Emergency Department, Burns and Allen Research Institute, Cedars-Sinai Medical Center, Los Angeles, California 90048, USA. paul.silka@cshs.org

Copyright

(Copyright © 2001, National Association of EMS Physicians, Publisher Informa - Taylor and Francis Group)

DOI

unavailable

PMID

11194065

Abstract

OBJECTIVE: To characterize the reasons for and effects of diversions of advanced life support (ALS) ambulances in a large urban area with a high concentration of receiving hospitals. METHODS: A retrospective study was performed in a large urban region during a consecutive three-month period. Diversion was defined as the ALS transport of a patient to an emergency department (ED) other than the designated primary receiving facility. Case-matched concurrent cohorts of patients who were and were not diverted were studied to establish emergency medical services (EMS) time intervals, including total prehospital interval (TPI), on-scene interval (OSI), and patient transfer interval (PTI); age; gender; Glasgow Coma Score (GCS); ALS interventions; and insurance status. The reasons for diversion and the chief complaints of diverted patients were also studied. RESULTS: During the study period, 2,534 ALS runs occurred, of which 147 (5.8%) were diverted. Twenty-four (16.3%) diversions had incomplete run times, leaving 123 (83.7%) for analysis. The most common chief complaints of diverted patients were shortness of breath (SOB), chest pain (CP), and altered mental status (AMS).

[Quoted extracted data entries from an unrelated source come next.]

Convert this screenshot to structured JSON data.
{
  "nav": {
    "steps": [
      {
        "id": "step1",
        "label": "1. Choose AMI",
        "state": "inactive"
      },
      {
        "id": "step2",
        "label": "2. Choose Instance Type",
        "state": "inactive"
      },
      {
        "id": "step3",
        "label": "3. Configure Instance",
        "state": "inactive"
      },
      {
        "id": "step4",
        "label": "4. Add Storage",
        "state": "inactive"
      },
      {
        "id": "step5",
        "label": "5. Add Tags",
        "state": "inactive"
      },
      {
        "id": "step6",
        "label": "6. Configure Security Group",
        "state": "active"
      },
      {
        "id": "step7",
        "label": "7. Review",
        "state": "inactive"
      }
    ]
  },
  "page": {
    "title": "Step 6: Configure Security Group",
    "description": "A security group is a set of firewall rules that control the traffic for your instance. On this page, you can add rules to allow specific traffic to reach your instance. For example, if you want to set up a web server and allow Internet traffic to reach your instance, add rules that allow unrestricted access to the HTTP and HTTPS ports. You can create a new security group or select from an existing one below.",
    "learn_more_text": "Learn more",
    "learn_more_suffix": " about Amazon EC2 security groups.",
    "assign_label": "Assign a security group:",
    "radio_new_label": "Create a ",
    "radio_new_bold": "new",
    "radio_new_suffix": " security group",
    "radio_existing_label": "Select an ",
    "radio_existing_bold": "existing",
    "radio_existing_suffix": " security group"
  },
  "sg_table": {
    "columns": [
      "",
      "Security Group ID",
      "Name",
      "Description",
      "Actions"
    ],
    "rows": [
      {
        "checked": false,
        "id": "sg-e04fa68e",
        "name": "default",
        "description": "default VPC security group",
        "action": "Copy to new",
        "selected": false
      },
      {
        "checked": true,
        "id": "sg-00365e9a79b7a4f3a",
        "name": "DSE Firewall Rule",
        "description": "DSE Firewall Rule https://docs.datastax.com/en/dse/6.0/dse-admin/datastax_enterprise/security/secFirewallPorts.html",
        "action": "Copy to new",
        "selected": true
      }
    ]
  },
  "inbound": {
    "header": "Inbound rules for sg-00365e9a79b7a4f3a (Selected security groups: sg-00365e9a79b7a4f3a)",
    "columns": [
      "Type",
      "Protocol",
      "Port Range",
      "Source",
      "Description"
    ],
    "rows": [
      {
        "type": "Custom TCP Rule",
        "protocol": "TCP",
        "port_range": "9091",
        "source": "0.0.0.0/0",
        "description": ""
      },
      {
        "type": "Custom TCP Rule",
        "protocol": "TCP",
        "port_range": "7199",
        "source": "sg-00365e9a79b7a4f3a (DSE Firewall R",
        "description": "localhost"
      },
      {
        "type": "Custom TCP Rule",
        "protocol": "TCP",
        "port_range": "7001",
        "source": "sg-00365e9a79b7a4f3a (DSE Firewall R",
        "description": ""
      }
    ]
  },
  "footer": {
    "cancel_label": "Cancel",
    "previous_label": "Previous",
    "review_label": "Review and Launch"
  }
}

The most common reason for diversion was special consideration (SC), defined as a diversion requested by a patient, family member, law enforcement officer, or private medical doctor. Diverted ambulances had significant increases in TPI, 36.4 [95% confidence interval (95% CI) 35.1-37.7] vs. 33.4 [95% CI 32.13-34.7], and PTI, 10.3 [95% CI 9.4-11.2] vs. 7.9 [95% CI 7.2-8.6], compared with nondiverted ambulances. Further analysis demonstrated that SC diversions accounted for all of the increases in TPI (p<0.001) and PTI (p<0.001) when compared with other types of diversions and nondiverted transports. CONCLUSION: "Special consideration" was the most common reason for diversion in this study. Special consideration diversions increased TPI and PTI, causing delays in arrival to the ED and decreased ALS ambulance availability.